The income tax changes produced a big tax cut, of greater benefit to those with greater taxable income. The sales tax rate increase and the expanded tax base took much of that benefit back. The net result, according to its fiscal impact statement, was an overall tax cut of about $460 million in the next two-year budget.
In the governor’s proposed budget, he assumed the tax cuts would pass. Killing the Youngkin tax bills means the House and Senate budget writers now have $460 million more to spend in their proposed budgets.
Another House subcommittee, meeting a week earlier, had already dispatched a bill to eliminate the local personal property tax on cars. That was another priority of the governor’s but not one he included in his proposed budget.
Democratic members of the House committee that carried over the income and sales tax bill Monday were dismissive of Cummings’ claims that Virginia’s economy is suffering, and even disputed the evidence that Virginia is suffering a net loss of population. They stood firmly on the same ideological ground when, earlier in the same meeting, Republicans warned that bills to increase the income tax on higher incomes would also encourage migration.
One of those bills, which drew a parade of endorsements from progressive organizations, proposed a new tax bracket for filers with taxable incomes above $1 million. The new 10% tax rate would bring in a steady $1.5 to $2 billion more per year, according to its fiscal estimate. The patron and others argued that few if any taxpayers would flee to lower tax states despite recent evidence that since the pandemic, high income families increasingly move to lower tax states
The second bill, introduced by House Finance Committee Chair Vivian Watts (D-Fairfax), proposed a more modest 7% top tax rate, but at a lower income trigger of $600,000. She indicated she was trying to match the top tax bracket for federal taxes. Despite it affecting more taxpayers, with the lower rate it produced about half the revenue of the other bill, $500 to $700 million per year.
Perhaps because of the lower rate, the same progressive organizations that enthusiastically testified for the 10% bill were absent from the podium when Watts’ 7% bill was discussed. Only the Virginia Education Association spoke for both. Not interested in the 7% bill were the Commonwealth Institute for Fiscal Analysis, Voices for Virginia’s Children, the Virginia Poverty Law Center, and others.
It did not matter in the end. The two income tax hike bills, both of which included provisions to direct the extra revenue to popular programs (child tax credits, family caregiver tax credits, local schools), suffered the same fate as the governor’s. They were carried over until 2025.
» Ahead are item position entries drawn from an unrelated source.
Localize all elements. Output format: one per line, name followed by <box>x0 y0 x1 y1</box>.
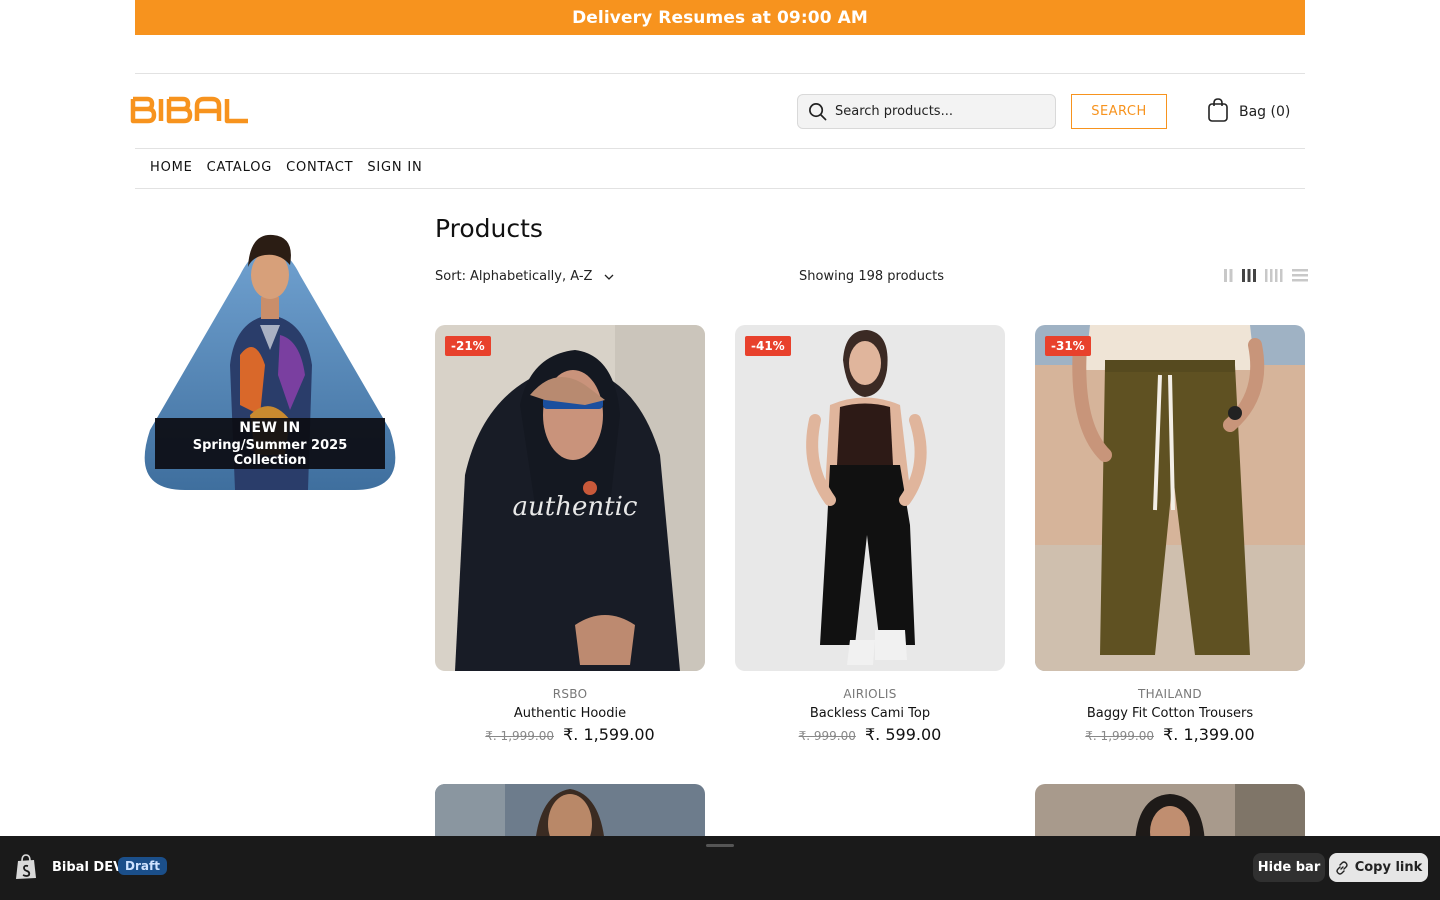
product-card[interactable]: -31% THAILAND Baggy Fit Cotton Trousers … <box>1035 325 1305 744</box>
compare-price: ₹. 1,999.00 <box>1085 729 1154 743</box>
nav-catalog[interactable]: CATALOG <box>207 160 272 175</box>
page: Delivery Resumes at 09:00 AM SEARCH Bag … <box>0 0 1440 900</box>
product-vendor: RSBO <box>552 687 588 701</box>
product-price: ₹. 999.00 ₹. 599.00 <box>735 725 1005 744</box>
compare-price: ₹. 1,999.00 <box>485 729 554 743</box>
promo-line2: Spring/Summer 2025 Collection <box>192 437 348 468</box>
grid-view-switcher <box>1224 269 1308 282</box>
divider <box>135 73 1305 74</box>
store-name: Bibal DEV <box>52 860 124 875</box>
search-icon <box>809 103 827 121</box>
sale-price: ₹. 1,399.00 <box>1163 725 1255 744</box>
search-box[interactable] <box>797 94 1056 129</box>
bag-link[interactable]: Bag (0) <box>1207 97 1290 123</box>
product-image[interactable] <box>435 784 705 844</box>
search-button[interactable]: SEARCH <box>1071 94 1167 129</box>
bibal-logo[interactable] <box>130 96 250 124</box>
announcement-text: Delivery Resumes at 09:00 AM <box>572 7 868 28</box>
product-card[interactable]: authentic -21% RSBO Authentic Hoodie ₹. … <box>435 325 705 744</box>
sort-value: Alphabetically, A-Z <box>470 269 593 284</box>
product-vendor: THAILAND <box>1138 687 1202 701</box>
product-image[interactable]: -41% <box>735 325 1005 671</box>
product-price: ₹. 1,999.00 ₹. 1,399.00 <box>1035 725 1305 744</box>
sort-label: Sort: <box>435 269 467 284</box>
nav-home[interactable]: HOME <box>150 160 193 175</box>
product-title[interactable]: Baggy Fit Cotton Trousers <box>1035 706 1305 721</box>
shopping-bag-icon <box>1208 98 1228 122</box>
discount-badge: -21% <box>445 336 491 356</box>
product-image[interactable]: authentic -21% <box>435 325 705 671</box>
announcement-bar: Delivery Resumes at 09:00 AM <box>135 0 1305 35</box>
svg-text:authentic: authentic <box>513 492 638 522</box>
divider <box>135 148 1305 149</box>
product-image[interactable]: -31% <box>1035 325 1305 671</box>
promo-caption: NEW IN Spring/Summer 2025 Collection <box>155 418 385 469</box>
status-badge: Draft <box>118 857 167 875</box>
preview-bar <box>0 836 1440 900</box>
product-image[interactable] <box>1035 784 1305 844</box>
sale-price: ₹. 1,599.00 <box>563 725 655 744</box>
discount-badge: -41% <box>745 336 791 356</box>
promo-line1: NEW IN <box>239 419 301 436</box>
grid-2-columns-icon[interactable] <box>1224 269 1233 282</box>
copy-link-button[interactable]: Copy link <box>1329 853 1428 882</box>
hide-bar-button[interactable]: Hide bar <box>1253 853 1325 882</box>
product-count: Showing 198 products <box>799 269 945 284</box>
discount-badge: -31% <box>1045 336 1091 356</box>
copy-link-label: Copy link <box>1354 860 1423 875</box>
bag-label: Bag (0) <box>1239 104 1291 120</box>
sale-price: ₹. 599.00 <box>865 725 942 744</box>
link-icon <box>1336 860 1348 875</box>
page-title: Products <box>435 214 543 243</box>
product-price: ₹. 1,999.00 ₹. 1,599.00 <box>435 725 705 744</box>
chevron-down-icon <box>604 274 614 280</box>
product-title[interactable]: Backless Cami Top <box>735 706 1005 721</box>
sort-dropdown[interactable]: Sort: Alphabetically, A-Z <box>435 269 614 284</box>
product-title[interactable]: Authentic Hoodie <box>435 706 705 721</box>
grid-4-columns-icon[interactable] <box>1265 269 1283 282</box>
nav-sign-in[interactable]: SIGN IN <box>367 160 422 175</box>
divider <box>135 188 1305 189</box>
list-view-icon[interactable] <box>1292 269 1308 282</box>
grid-3-columns-icon[interactable] <box>1242 269 1256 282</box>
compare-price: ₹. 999.00 <box>798 729 856 743</box>
search-input[interactable] <box>835 104 1035 119</box>
nav-contact[interactable]: CONTACT <box>286 160 353 175</box>
product-card[interactable]: -41% AIRIOLIS Backless Cami Top ₹. 999.0… <box>735 325 1005 744</box>
bar-drag-handle[interactable] <box>706 844 734 847</box>
main-nav: HOME CATALOG CONTACT SIGN IN <box>150 160 423 175</box>
product-vendor: AIRIOLIS <box>843 687 897 701</box>
shopify-bag-icon <box>16 854 36 879</box>
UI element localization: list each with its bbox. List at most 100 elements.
So was another progressive priority that received the same host of endorsements during the meeting, a bill to reinstate Virginia’s estate tax. It was to be applied only to estates also subject to the federal tax, which means no tax on estates smaller than $13.6 million. Above that, a 16% tax rate would apply, and was estimated to produce $60 million in added revenue. As was the pattern with the income tax increases, the bill sought to dictate how the funds would be spent.
The House subcommittee even punted on expanding Virginia’s existing earned income tax credit (EITC) to allow a state credit equal to 20% of the allowed federal credit. The bill would have made the credit “refundable,” meaning beneficiaries with little or no actual tax owed would get a check from the state instead. The impact estimate on that was only about $30 million per year.
So, the progressive wave that swept in Democratic control of the Assembly may produce few tax ripples, except for a possible FMLA payroll tax which would be significant. But it was sufficient to drown the governor’s aspirations for a third session with at least some positive tax developments.